Kitchener art installation to involve inmates from women's prison

The artist of a new art installation in downtown Kitchener wants to get people thinking about the notion of time, while also involving Indigenous women from the Grand Valley Institution in Kitchener.

Women at Grand Valley Institution will landscaping the area where the art is installed

Past, Present, Future, is an art installation by Ernest Daetwyler. The piece involves seven spheres, all made up of different materials. But Daetwyler hopes his installation will also help being healing to the Indigenous women who will work to landscape the area. (Jackie Sharkey/ CBC)

The artist of a new art installation in downtown Kitchener wants to get people thinking about the notion of time, while also involving Indigenous women from the Grand Valley Institution in Kitchener.

Ernest Daetwyler is the man behind the piece: Past, Present, Future.

A new public art installation in Kitchener will have inmates at a local prison maintaining the grounds around the piece.It's part of a new partnership between the Region of Waterloo and Grand Valley Institution. Artist Ernest Daetwyler explains the meaning behind the sculptures and how he hopes it might become a place of healing. 3:41

He installed seven spheres, all made out of different materials, beside the Region of Waterloo building, at the corner of Queen Street and Weber Street. 

Three of the spheres are made of limestone, which he said refers to a distant past.

A larger sphere is made of bricks, taken from some old downtown buildings. 

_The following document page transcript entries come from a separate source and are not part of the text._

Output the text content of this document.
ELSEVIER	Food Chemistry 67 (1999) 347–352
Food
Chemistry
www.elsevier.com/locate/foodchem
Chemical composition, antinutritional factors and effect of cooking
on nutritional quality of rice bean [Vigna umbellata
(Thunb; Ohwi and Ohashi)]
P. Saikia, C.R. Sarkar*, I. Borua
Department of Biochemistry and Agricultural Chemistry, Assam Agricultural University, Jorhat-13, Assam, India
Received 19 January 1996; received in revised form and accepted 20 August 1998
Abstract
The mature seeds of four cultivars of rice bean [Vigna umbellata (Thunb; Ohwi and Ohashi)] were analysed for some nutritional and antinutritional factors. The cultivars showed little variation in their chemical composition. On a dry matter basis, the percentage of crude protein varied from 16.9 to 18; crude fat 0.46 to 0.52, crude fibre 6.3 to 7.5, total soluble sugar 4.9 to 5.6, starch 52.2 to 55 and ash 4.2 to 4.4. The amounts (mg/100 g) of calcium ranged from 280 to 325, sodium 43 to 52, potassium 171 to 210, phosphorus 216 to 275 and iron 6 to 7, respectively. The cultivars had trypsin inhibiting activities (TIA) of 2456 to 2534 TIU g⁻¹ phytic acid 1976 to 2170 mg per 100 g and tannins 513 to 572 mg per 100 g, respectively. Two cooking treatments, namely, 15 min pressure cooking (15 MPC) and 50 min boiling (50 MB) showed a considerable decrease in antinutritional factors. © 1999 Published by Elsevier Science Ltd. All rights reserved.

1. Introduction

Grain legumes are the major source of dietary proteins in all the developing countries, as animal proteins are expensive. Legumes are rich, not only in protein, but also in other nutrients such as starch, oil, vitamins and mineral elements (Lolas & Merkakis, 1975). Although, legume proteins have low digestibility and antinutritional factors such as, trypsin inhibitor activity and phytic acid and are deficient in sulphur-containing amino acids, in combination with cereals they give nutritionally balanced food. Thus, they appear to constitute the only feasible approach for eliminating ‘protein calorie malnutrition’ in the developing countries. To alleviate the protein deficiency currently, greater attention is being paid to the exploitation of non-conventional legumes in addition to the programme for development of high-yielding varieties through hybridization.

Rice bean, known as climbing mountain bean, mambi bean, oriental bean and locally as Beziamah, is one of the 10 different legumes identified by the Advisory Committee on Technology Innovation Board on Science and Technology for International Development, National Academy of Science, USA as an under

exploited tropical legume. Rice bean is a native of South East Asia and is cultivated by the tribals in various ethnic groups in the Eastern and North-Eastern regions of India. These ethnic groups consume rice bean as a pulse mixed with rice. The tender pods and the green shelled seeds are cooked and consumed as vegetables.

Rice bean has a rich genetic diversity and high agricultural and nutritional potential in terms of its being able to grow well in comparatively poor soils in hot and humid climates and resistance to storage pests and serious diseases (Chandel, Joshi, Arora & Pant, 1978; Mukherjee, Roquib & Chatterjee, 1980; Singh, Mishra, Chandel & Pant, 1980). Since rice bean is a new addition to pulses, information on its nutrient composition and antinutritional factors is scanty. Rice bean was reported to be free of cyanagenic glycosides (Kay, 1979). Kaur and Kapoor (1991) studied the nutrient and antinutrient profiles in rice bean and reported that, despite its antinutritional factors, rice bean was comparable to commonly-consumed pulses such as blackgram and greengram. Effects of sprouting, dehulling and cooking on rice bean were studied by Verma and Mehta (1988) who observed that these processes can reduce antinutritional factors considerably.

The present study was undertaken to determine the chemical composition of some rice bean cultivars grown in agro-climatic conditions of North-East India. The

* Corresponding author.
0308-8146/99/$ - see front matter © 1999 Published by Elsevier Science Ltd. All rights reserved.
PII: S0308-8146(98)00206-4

He said a reflective, steel sphere represents the present.

"The right here and now, where you see your self in a mirror at this very moment," Daetwyler explained, adding that the optical illusion will mean that a reflection may look different depending on the angle.

The final two spheres are elevated by two posts and represent the future. 

"They invite you to imagine the future and think how the future could look like, " he said.

Daetwyler said the metallic sphere is meant to get people to think about the present as one sees their reflection. (Jackie Sharkey/ CBC)

Bring healing 

Daetwyler said he wanted his art to go beyond being an installation. 

Through a partnership between the region and Grand Valley Institution, women from the prison will landscape the area around the art, adding gardens and Indigenous plants.

"I'm sure this site here could use some healing, for example, or could use a medicine garden," Daetwyler said.

"This is open for First Nation women to react, to decide."

Daetwyler hopes that work also brings some form of healing to the women who participate.